President Bush has violated the constitutional rights of two U.S. citizens by holding them as “enemy combatants” in the war on terror rather than prosecuting them in criminal court, their lawyers told the Supreme Court yesterday.
The cases of Yaser Esam Hamdi, captured in Afghanistan in 2001, and Jose Padilla, arrested in Chicago on suspicion of involvement in a ’dirty bomb’ plot in 2002, offer the high court a chance to weigh the balance between national security and civil liberties, the lawyers said.
“We’re talking about the ongoing detention of someone for two years,” said Jennifer Martinez, who is representing Padilla. Such imprisonment without charges is “simply not consistent with our nation’s constitutional tradition.”
The administration says its handling of the two men is justified, because a bill passed unanimously by Congress shortly after the September 11 attacks authorizes the president to “use all necessary and appropriate force” to prevent attacks.
Paul D. Clement, U.S. deputy solicitor general, said it has been “long established that the government has the authority to hold unlawful enemy combatants” to ensure that they do not return to the battlefield to fight against America.
Further, he stressed the need to hold all enemy combatants, U.S. citizens or not, so that they can be interrogated “to get intelligence that prevents future attacks.”
The justices raised questions about how the enemy-combatant classification has been used since September 11, 2001, and several appeared to take particular interest in how long the administration would hold the combatants, and when, if ever, the war on terror will be declared over.
“But have we ever had a situation like this, where presumably this warlike status could last for 25 years, 50 years, whatever it is?” asked Justice Sandra Day O’Connor.
Justice David H. Souter said it sounded as if the administration was saying: “Don’t worry about the timing question. We’ll tell you when it’s over.”
His comment came after Mr. Clement told the court that “with respect to al Qaeda and hard-core al Qaeda operatives, the end of the war is hard to perceive.”
Frank W. Dunham, who is representing Hamdi, appeared to agree that the president has the right to detain or kill enemy combatants. But he told the justices that the stakes are different when the enemy turns out to be an American citizen.
“When it comes to U.S. citizens … you prosecute them like was done with John Walker Lindh,” said Mr. Dunham, referring to the only other known American arrested in Afghanistan.

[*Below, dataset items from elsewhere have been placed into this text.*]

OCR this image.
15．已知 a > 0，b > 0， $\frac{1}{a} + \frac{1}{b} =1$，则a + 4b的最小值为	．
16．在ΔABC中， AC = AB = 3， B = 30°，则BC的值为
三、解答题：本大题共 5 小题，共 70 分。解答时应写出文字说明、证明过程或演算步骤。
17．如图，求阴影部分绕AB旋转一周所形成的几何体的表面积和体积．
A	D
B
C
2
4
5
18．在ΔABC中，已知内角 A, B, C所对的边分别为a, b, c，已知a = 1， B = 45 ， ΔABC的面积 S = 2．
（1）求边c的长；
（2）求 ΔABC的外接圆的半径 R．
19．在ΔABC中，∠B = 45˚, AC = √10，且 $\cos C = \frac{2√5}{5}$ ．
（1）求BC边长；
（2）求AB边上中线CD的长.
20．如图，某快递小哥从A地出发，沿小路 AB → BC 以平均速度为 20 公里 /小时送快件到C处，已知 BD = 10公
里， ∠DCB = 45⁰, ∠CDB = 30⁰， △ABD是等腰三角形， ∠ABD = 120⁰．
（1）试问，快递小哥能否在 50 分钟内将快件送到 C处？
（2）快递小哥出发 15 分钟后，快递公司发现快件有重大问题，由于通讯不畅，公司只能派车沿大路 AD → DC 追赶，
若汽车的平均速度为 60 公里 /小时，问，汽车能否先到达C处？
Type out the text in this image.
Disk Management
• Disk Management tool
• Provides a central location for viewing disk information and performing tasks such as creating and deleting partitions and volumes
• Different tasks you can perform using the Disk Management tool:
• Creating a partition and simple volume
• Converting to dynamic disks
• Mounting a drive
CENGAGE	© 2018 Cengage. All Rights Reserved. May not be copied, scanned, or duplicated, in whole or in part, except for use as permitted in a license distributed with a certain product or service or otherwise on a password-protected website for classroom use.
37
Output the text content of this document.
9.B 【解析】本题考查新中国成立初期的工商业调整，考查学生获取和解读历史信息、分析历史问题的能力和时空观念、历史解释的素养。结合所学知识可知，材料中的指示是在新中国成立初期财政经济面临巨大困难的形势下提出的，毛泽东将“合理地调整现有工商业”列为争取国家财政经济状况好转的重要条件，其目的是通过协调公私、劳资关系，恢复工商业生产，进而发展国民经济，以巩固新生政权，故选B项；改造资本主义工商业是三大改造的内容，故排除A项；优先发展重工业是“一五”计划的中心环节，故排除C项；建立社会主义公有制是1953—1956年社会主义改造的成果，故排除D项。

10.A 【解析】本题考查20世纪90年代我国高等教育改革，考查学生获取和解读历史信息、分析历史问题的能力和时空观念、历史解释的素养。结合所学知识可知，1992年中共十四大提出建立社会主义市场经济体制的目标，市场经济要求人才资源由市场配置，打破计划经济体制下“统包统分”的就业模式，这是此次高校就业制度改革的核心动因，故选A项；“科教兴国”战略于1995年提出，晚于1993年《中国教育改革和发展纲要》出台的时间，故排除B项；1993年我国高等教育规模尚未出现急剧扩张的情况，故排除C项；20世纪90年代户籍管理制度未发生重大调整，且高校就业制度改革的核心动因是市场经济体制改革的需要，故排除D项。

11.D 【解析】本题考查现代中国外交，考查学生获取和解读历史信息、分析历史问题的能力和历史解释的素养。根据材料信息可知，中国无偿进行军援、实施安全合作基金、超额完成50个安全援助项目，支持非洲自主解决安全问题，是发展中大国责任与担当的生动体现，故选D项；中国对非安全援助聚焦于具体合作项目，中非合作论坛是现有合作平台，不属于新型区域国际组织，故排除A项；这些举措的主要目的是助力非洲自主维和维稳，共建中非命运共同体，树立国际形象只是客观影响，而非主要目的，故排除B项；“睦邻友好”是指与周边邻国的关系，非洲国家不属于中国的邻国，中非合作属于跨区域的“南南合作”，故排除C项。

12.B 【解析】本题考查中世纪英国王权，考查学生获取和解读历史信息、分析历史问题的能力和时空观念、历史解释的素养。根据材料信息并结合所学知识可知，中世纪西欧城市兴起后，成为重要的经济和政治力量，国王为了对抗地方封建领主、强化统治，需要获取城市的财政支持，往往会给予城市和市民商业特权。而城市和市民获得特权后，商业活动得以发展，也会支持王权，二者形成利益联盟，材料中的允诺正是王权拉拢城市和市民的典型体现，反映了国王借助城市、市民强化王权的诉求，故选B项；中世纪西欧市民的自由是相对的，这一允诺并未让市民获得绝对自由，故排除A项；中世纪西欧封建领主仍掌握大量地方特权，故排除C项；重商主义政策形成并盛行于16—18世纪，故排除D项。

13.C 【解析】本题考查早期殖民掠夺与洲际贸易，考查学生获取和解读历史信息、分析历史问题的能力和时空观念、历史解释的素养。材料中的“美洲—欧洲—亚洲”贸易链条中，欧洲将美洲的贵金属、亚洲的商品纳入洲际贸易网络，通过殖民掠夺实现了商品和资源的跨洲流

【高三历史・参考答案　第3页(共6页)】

Lindh is serving a 20-year sentence after reaching a plea agreement in federal criminal court.
U.S. authorities have known for nearly two years that Hamdi was an American, although, unlike with Lindh, they have chosen not to file charges against him. Hamdi, who was raised in Saudi Arabia, was born in Louisiana during a trip his parents made there in the late 1970s.
His case made it to the Supreme Court after lower courts denied Mr. Dunham’s attempts to file a petition for habeas corpus on his client’s behalf. The Padilla case is similar, with the central difference being that he was arrested in the United States.
Federal authorities think that Padilla, a former Chicago gang member and a convert to Islam, had strong ties to terror network al Qaeda and intended to detonate a radiological dispersion device at buildings in Washington.
After much legal wrangling last year, a federal appeals court ruled that the president lacked authority to hold Padilla as a combatant and gave the government 30 days to release him. The order was delayed pending action by the Supreme Court.
Both men are being held indefinitely at a Navy brig in South Carolina.
The Supreme Court is expected to rule on the cases by July, around the time it rules on the effort by foreign enemy combatants held at the U.S. Naval Base Guantanamo Bay, Cuba, to access U.S. courts. It heard those cases last week.